Sem notar, deixava o cotovelo atritando sobre a mesa. Ao sentar ou ao deitar, não percebia o corpo meio torto. Às vezes, enquanto andava, sentia uma dor muito fina, como se algum espinho muito pequeno tivesse atravessado a sua pele. Quase sempre, no meio dos afazeres, alguma luminosidade lhe agredia os olhos. E era raro não ter que lidar com alguma saliência mais desconfortável, onde quer que se recostasse.
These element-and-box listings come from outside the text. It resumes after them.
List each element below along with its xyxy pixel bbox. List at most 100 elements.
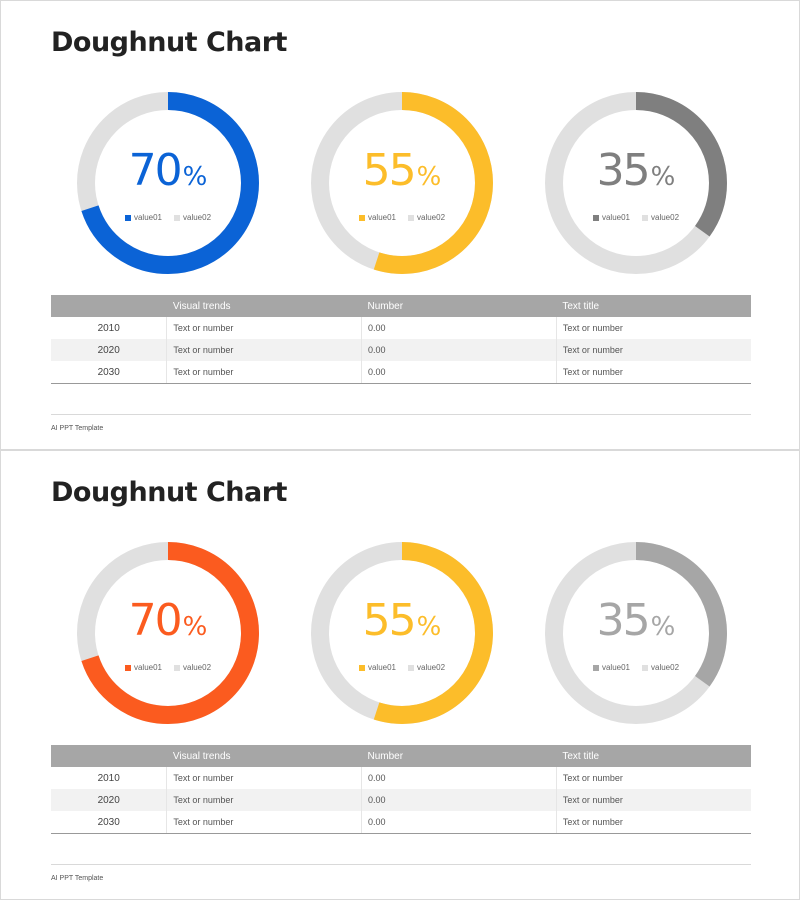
chart-legend: value01 value02	[310, 213, 494, 222]
data-table: Visual trends Number Text title 2010 Text or…	[51, 295, 751, 384]
chart-legend: value01 value02	[544, 213, 728, 222]
table-cell: Text or number	[166, 811, 362, 834]
legend-label: value01	[367, 663, 396, 672]
table-cell: 2010	[97, 772, 120, 784]
percentage-value: 55	[362, 145, 417, 196]
legend-swatch	[358, 664, 365, 671]
percentage-unit: %	[182, 162, 208, 192]
legend-label: value01	[601, 213, 630, 222]
legend-swatch	[408, 664, 414, 671]
footer-text: AI PPT Template	[51, 425, 104, 432]
data-table: Visual trends Number Text title 2010 Text or…	[51, 745, 751, 834]
slide-title: Doughnut Chart	[51, 27, 287, 58]
legend-item: value01	[592, 213, 630, 222]
legend-item: value01	[358, 663, 396, 672]
slide-2: Doughnut Chart 70% value01 value02 55% valu…	[0, 450, 800, 900]
table-cell: Text or number	[555, 317, 751, 339]
table-cell: 2020	[51, 339, 167, 361]
legend-label: value02	[417, 213, 446, 222]
table-cell: Text or number	[555, 789, 751, 811]
legend-item: value02	[174, 213, 211, 222]
donut-center-label: 55%	[310, 145, 494, 196]
legend-swatch	[358, 214, 365, 221]
legend-swatch	[642, 664, 648, 671]
legend-label: value02	[417, 663, 446, 672]
table-cell: Text or number	[166, 317, 362, 339]
legend-swatch	[124, 664, 131, 671]
legend-label: value02	[183, 213, 212, 222]
legend-label: value01	[133, 663, 162, 672]
legend-swatch	[124, 214, 131, 221]
table-cell: 0.00	[360, 767, 557, 789]
percentage-value: 35	[596, 145, 651, 196]
legend-item: value01	[124, 663, 162, 672]
footer-divider	[51, 864, 751, 865]
table-cell: 2030	[51, 811, 167, 834]
table-cell: Text or number	[166, 339, 362, 361]
legend-swatch	[174, 664, 180, 671]
table-cell: Text or number	[166, 767, 362, 789]
percentage-value: 70	[128, 145, 183, 196]
donut-svg	[77, 542, 259, 724]
percentage-value: 55	[362, 595, 417, 646]
table-header-row: Visual trends Number Text title	[51, 295, 751, 317]
legend-label: value02	[651, 663, 680, 672]
table-header-cell: Visual trends	[166, 745, 362, 767]
donut-center-label: 55%	[310, 595, 494, 646]
table-cell: Text or number	[555, 811, 751, 834]
donut-chart-55: 55% value01 value02	[310, 91, 494, 275]
percentage-unit: %	[650, 612, 676, 642]
table-cell: Text or number	[555, 361, 751, 384]
footer-divider	[51, 414, 751, 415]
donut-slice-value01	[545, 542, 727, 724]
table-cell: Text or number	[166, 789, 362, 811]
table-header-cell	[51, 295, 167, 317]
percentage-value: 35	[596, 595, 651, 646]
donut-svg	[311, 92, 493, 274]
table-row: 2030 Text or number 0.00 Text or number	[51, 361, 751, 384]
table-cell: 2010	[97, 322, 120, 334]
legend-item: value02	[642, 213, 679, 222]
table-cell: 0.00	[360, 317, 557, 339]
percentage-unit: %	[650, 162, 676, 192]
chart-legend: value01 value02	[310, 663, 494, 672]
percentage-value: 70	[128, 595, 183, 646]
table-header-cell: Text title	[556, 295, 751, 317]
legend-label: value02	[183, 663, 212, 672]
donut-slice-value01	[545, 92, 727, 274]
table-header-cell	[51, 745, 167, 767]
donut-center-label: 35%	[544, 595, 728, 646]
table-row: 2020 Text or number 0.00 Text or number	[51, 339, 751, 361]
slide-1: Doughnut Chart 70% value01 value02 55% valu…	[0, 0, 800, 450]
table-cell: 2020	[51, 789, 167, 811]
legend-item: value01	[592, 663, 630, 672]
legend-item: value02	[408, 663, 445, 672]
table-cell: Text or number	[166, 361, 362, 384]
donut-chart-35: 35% value01 value02	[544, 541, 728, 725]
chart-legend: value01 value02	[544, 663, 728, 672]
table-cell: 0.00	[360, 789, 557, 811]
donut-svg	[545, 542, 727, 724]
table-header-cell: Text title	[556, 745, 751, 767]
donut-center-label: 70%	[76, 145, 260, 196]
table-cell: 0.00	[360, 811, 557, 834]
donut-center-label: 35%	[544, 145, 728, 196]
chart-legend: value01 value02	[76, 213, 260, 222]
legend-label: value01	[133, 213, 162, 222]
legend-item: value01	[358, 213, 396, 222]
donut-slice-value01	[311, 542, 493, 724]
table-header-cell: Number	[361, 295, 557, 317]
legend-swatch	[592, 664, 599, 671]
table-cell: 0.00	[360, 361, 557, 384]
legend-item: value02	[408, 213, 445, 222]
table-header-cell: Number	[361, 745, 557, 767]
table-row: 2020 Text or number 0.00 Text or number	[51, 789, 751, 811]
legend-item: value01	[124, 213, 162, 222]
donut-slice-value01	[311, 92, 493, 274]
table-cell: 2030	[51, 361, 167, 384]
legend-swatch	[408, 214, 414, 221]
table-row: 2010 Text or number 0.00 Text or number	[51, 767, 751, 789]
table-header-cell: Visual trends	[166, 295, 362, 317]
legend-label: value02	[651, 213, 680, 222]
footer-text: AI PPT Template	[51, 875, 104, 882]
Mas eram tão comuns esses pequenos desconfortos, que nem se sentia direito. Achava que isso devia fazer parte do próprio ato de viver. Sem pensar muito, acreditava que isso fosse da própria natureza do existir. Só de vez em quando, alguma alma generosa lhe aconselhava outras formas de ser corpo. O que ele seguia com ar de obediência, mas como se estivesse realizando um ato muito excepcional. E, no geral, ia levando a vida assim mesmo, com essas dores imperceptíveis infestando o seu jeito banal de ser humano; com essas minúsculas picadas de mosquito dando forma ao seu íntimo, sem perceber.

Sono na tempestade



Pairava no ar, o aquecimento que antecede os temporais
Risadas distantes me chegavam
Um sono imprevisto me embalou
Eu não sabia se sonhava ou se cansava

Na minha imaginação havia esta lembrança:

Eu respirava em uma rua calma
Por onde umas poucas pessoas de vestes simples
Passavam

Eu parava no meio da rua
E nenhum carro passava
- era a liberdade.

Dava pra ver, ao longe, um horizonte laranja
Eu estava pequeno e amplo
Eu era a minha própria criança

Suei muito de calor
Esse sono é o maior que eu não vi
Faltava chover 
Para o meu corpo encolher
Que o clima todo desabava em sonhos.

quinta-feira, 11 de dezembro de 2014

Tudo





Navegante,
com a boca toda aberta nas ondas,
na espuma das águas,
já está muito longe, a praia.

(Fui beber o mar)

Com teu corpo tão pequeno,
nessa imensidão azul,
pelo que procuras, navegante?

(Estou engolindo o mar)

Também o céu está azul, navegante.
E essa tua navegação passa bem por miragem,
aqui da terra, contemplando o mar.

(Eu quero o mar
Eu quero o mar
Eu quero o mar)

Mas como mínguas, pobre navegante,
descobrindo que nem toda a água do mundo
há de saciar.

domingo, 24 de agosto de 2014

Monstro



Há um monstro em mim
que ninguém vê.
Ele sou eu na padaria,
eu atravessando a praça,
eu olhando fundo.
E através.

Há um monstro em mim,
que passa pelo senhor e não ajoelha,
e ninguém ouve,
e ninguém vê.
Eu sou tão invisível quanto ele.

Há um monstro em mim
que dorme triste em esquinas
dentro de mim,
e que se arroga firme, sem efeito,
a não ser em mim.

Por onde ando,
sigo acompanhado.
Por onde vivo,
ele vai calado.
E há em mim
esse monstro abandonado.

sábado, 2 de agosto de 2014

Perfumes




Dessas ruas escuras,
vazias,
sempre exalam cheiros e perfumes teus,
porque para mim
toda a doçura que há no mundo é tua.

Nessas ruas anoitecidas
e silenciosas,
por onde passo pra qualquer lugar
(sou eu quem atravesso a cidade)
e piso seus calçamentos desconfortáveis,
alguma voz, uma conversa de portão,
eu atravesso.

Nessas ruas sonolentas
por onde passo
sem sequer perceber,
é você quem amorena a minha mente
e se faz lua nesse céu nublado.
É você quem enche meus pulmões
desses aromas sonhados, recordados...
que me fazem percorrer pela cidade novamente,
e mais uma vez,
depois de já ter por ela toda caminhado...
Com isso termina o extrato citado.